Елизавета Алексеевна слегка хмурилась, но не возражала: несколько дней можно потерпеть, когда знаешь, что Юрий Петрович все равно уедет и внук ее снова будет только с ней.
А внук с тоской ожидал неминуемой новой разлуки.
В один из последних дней своего пребывания в доме тещи Юрий Петрович, выслушав рассказ сына о его занятиях рисованием, рассеянно перебирал рисунки в его папке. Два из них показались ему примечательными. На одном был нарисован акварелью один из многочисленных кавказских пейзажей, которые запомнились Мише. В этом полудетском рисунке было чувство природы и живость фантазии.

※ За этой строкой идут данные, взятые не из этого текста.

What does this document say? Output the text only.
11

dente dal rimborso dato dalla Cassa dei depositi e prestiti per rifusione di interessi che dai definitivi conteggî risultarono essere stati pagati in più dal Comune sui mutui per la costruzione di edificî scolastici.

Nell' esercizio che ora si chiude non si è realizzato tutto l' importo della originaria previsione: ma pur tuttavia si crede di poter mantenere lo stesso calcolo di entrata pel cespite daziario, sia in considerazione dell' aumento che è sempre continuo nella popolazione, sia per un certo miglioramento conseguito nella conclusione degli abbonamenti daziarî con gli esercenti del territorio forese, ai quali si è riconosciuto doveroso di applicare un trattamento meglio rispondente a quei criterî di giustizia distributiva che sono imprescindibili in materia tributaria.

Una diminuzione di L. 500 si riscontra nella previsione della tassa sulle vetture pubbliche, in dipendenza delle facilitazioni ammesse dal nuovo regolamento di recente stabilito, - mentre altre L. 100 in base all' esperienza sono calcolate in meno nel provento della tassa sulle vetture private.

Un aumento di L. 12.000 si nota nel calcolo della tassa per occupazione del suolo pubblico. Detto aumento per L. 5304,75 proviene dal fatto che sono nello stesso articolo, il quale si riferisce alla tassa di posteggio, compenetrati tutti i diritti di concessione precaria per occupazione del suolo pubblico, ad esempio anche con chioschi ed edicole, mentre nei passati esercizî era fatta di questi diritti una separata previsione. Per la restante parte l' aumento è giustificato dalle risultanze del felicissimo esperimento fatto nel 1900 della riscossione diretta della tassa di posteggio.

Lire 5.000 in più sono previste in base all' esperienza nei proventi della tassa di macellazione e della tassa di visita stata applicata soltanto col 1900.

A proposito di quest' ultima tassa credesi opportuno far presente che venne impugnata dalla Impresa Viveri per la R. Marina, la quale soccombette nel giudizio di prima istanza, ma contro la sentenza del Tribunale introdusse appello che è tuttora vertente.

Но именно там, где рукой юного художника водило воображение, и видна была слабость и неуверенность рисунка.
— Мне нравится эта акварель с видом какого-то ущелья, вероятно, кавказского, — сказал Юрий Петрович, — но не увлекайся, мой друг, чрезмерно воображением. Вот когда ты приобретешь уверенность в линии и чистоту красок — тогда рисуй от себя. А пока надобно тебе, Мишенька, всегда иметь перед собой натуру.